Of course there are limits to designer's due diligence. Doing layout for a 200-page book shouldn't require a designer to fact-check every claim and corroborate every citation: that's the job of an editor. But in the case of infographics, there's no good reason to not double-check what you're posting, or at least do some basic research on the topic (which you should be doing in order to competently design the graphic in the first place, right?).
The prominence of design bidding cattle calls like 99designs aren't helping things either. They're pushing the field away from genuine designer investment in the product. Many designers like to refer to themselves as "hired guns," conjuring romantic visions of vigilante justice in the Old West, but lest we forget: "hired guns" are mercenaries who kill people simply for money, without asking any uncomfortable questions of their clients. Is that really the ethic we as design professionals should be adopting?
So I call on designers to do the following four things:
- Stop designing SEO infographics. Just stop. From the listings I've seen, they're not paying you enough anyway. Take a pass on "bestinsurancequotes.biz wants a great ObamaCare infographic!" and design something a smidge more worthwhile.
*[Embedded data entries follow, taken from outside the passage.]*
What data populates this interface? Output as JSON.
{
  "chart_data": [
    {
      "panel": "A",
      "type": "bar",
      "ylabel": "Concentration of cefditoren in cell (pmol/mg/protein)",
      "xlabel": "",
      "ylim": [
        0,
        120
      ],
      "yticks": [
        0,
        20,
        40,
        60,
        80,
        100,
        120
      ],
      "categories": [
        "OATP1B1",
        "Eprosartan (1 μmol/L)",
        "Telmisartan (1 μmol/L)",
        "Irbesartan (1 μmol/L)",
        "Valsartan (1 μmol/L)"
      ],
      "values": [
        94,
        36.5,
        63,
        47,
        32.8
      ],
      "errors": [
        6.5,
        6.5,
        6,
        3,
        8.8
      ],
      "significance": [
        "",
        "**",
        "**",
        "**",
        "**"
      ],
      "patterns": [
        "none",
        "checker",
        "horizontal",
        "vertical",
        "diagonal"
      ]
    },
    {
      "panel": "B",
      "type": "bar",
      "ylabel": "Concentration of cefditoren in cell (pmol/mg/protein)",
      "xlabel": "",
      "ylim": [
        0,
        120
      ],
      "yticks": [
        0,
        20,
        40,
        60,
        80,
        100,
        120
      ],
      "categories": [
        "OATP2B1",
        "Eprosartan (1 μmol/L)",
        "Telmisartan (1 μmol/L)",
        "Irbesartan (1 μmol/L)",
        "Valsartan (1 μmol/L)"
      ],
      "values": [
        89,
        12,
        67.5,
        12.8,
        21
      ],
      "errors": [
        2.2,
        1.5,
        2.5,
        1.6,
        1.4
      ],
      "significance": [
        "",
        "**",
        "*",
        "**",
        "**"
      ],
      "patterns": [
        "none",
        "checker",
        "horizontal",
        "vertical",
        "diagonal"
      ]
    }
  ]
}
- Fact check the numbers, even if they're not yours. Especially if they're not yours. Take a half hour and get to know the data. Are the numbers discredited? Outdated? Are there competing numbers that paint an entirely different story? Are there additional numbers that your client is intentionally omitting? If you don't think you can dedicate the time to figure that out given their budget, either eat the billable hours or pass on the gig.
- Pick visualizations that fit the data. The word "info" comes before "graphic," and for good reason. Should this data be presented as a pie chart, which is notoriously ill-suited for comparing small differences? A line graph, which can misleadingly suggest smooth transitions between data points? One of those fancypants radar charts, which take users forever to figure out? Make sure neither you nor your client uses visuals to exaggerate small differences or minimize large ones.
- Make the numbers fact-checkable by others. Your sources shouldn't be an undifferentiated list at the bottom of the graphic (some designers don't even deign to put them on separate lines, resulting in a garish undecipherable block), they should be proper footnotes that link the datapoint and its exact source (not just the source site's homepage). Ideally, you should insist that your client put each source as a clickable link on their infographic's landing page or blogpost, and provide a link to that page in the graphic. Take up a few hundred more pixels and do the job right.
- Hold yourself and fellow designers acountable. Many of the worst-offending infographic designs aren't actually credited (I wonder why), but when we do see a name or firm attached to them, we shouldn't be afraid to call them out on it. It may seem like an insignificant gesture, especially once the infographic is out in the wild and being shared by the masses, but pressure will hopefully make designers take a bit more care in the future. We have to make sure that fidelity to facts is at the center of infographic design process, not an afterthought, and changing that norm starts with each of us.